Сухой колючий ветер насмешливо взъерошил Санькины волосы сквозь пленку скафандра монополя. Оранжевый прожаренный песок ворчливо бормотал, осыпаясь из-под ног мальчишки. Саня взлетел на бархан и замер, снова окунувшись в уснувшую на песке чуть печальную, но все-таки хорошую тайну.
Старые развалины каждый вечер манили к себе. Мальчик часто подолгу просиживал в кубрике, слушая перепалки охрипших взрослых по поводу того, существуют ли вообще эти развалины. А когда он соизволил брякнуть: «А чего думать-то? Жили себе люди…", ему популярно объяснили, что людей здесь никогда не было раньше, и выставили вон, пообещав надрать уши… А развалины были вот они, реальные, с теплыми и шершавыми на ощупь кирпичами.
Саня двинулся сквозь заросли сухого колючника, дебри которого со скрипом расступались под давлением монополя. Вслушиваясь в ворчащие скрипы, мальчик представлял себе, что колючник – это множество старых космических гномов, которые собрались около замка, чтобы охранять его от всяких недобрых пришельцев. Его же, Саньку, гномы пропускали. Что нехорошего может нести в себе Александр Лебедев, которому послезавтра исполнится уже десять лет?
Старые потрескавшиеся стены, горячие от лучей почти скрывшегося за песками солнца, потрескивали и скрипели, жалуясь Сане на ветры, проникающие во все трещинки, на чересчур жаркое светило и на холодные ночи. Санька прошел по пустырю среди осыпающихся стен и взобрался на высокую, под тридцать метров, колокольню, упрямо возвышавшуюся над развалинами. Он на минутку приложил ладони к теплому, тонко звенящему боку почтенного старца-колокола, одиноко висевшего на колокольне. Еще два, поменьше, лежали сейчас внизу, полуутонув в песке, окруженные ратью хмурых гномов-колючников, среди которых опасливо распустила нежно-голубые цветы синяя роза, королева вечеров и ночей планеты Бонд.

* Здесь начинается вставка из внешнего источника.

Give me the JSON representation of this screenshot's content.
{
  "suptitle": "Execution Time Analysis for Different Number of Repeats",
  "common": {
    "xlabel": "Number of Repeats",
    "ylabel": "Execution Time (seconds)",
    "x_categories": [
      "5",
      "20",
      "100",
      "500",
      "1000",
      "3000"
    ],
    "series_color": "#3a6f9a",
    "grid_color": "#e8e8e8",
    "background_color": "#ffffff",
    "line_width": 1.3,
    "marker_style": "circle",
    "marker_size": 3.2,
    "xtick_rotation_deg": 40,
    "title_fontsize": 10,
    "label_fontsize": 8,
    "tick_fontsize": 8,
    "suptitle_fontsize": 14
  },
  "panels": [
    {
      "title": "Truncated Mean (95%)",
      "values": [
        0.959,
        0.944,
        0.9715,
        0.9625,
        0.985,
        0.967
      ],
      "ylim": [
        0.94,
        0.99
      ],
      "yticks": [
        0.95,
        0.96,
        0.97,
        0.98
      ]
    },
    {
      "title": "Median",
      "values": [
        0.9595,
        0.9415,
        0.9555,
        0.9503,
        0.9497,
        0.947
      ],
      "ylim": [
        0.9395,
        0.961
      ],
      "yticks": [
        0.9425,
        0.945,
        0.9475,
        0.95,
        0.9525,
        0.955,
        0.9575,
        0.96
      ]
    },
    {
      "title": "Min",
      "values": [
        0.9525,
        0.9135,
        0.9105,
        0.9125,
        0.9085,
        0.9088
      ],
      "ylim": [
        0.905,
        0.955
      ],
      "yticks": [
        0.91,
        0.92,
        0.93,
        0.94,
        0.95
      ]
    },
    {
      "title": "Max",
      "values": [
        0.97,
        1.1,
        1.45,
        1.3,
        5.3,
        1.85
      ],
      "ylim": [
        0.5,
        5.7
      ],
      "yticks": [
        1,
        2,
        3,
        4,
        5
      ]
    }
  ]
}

Сашка снова представил себе, как в давние времена колокола сорвались с покосившейся от времени колокольни и с гулким, восторженно-звонким гудением ухнули вниз. Он почему-то считал, что они упали сразу, вместе, как расшалившиеся мальчишки, на которых с немым укором взирал с высоты старший колокол – некому было помочь ему выразить свое отношение к нынешней молодежи. Мальчик со смешком вспомнил ежедневное ворчание улыбчивого боцмана по поводу «дрянных и растрепанных ушастых существ, которые лезут, куда не надо, и мешают работать нормальным людям, которые, в отличие от некоторых несознательных личностей, не будем переходить на имена, не носятся, как оголтелые, по окрестностям…» На что сегодня Санька, увернувшись от широкой карающей длани, ответил, что никто не мешает им тоже… Мальчик посмотрел на корабль вдали, среди песков. Красавец баркент «Магеллан» медно сиял отраженным вечерним светом. Отсюда, с башни, он действительно был похож на старинный парусный корабль с картины в Санькиной каюте. И это была еще одна причина, почему мальчик бегал на руины каждый вечер с момента посадки космического странника на планету. Вот и сегодня Саня долго смотрел на далекий баркент, положив руки на каменные перила, уронив на ладони подбородок. Он представлял себе, что стоит на маяке, ожидая, когда величественный парусник войдет в порт… Ветер приятно щекотал ноги, мягкими лапками шарился под рубашкой. Саня снова с радостью подумал о том, как все-таки хорошо, что на планете Бонд, пятом спутнике звезды со смешным и ласковым названием Котенок, оказалось буквально все, как на Земле, которую он видел в последний раз аж пять лет назад, когда еще был лопоухим дошколенком. В тот год они ушли с отцом, капитаном баркента свободного следования, в далекий поход к звездам системы Кривой Багор. И в тот год из их с папой жизни ушла мама…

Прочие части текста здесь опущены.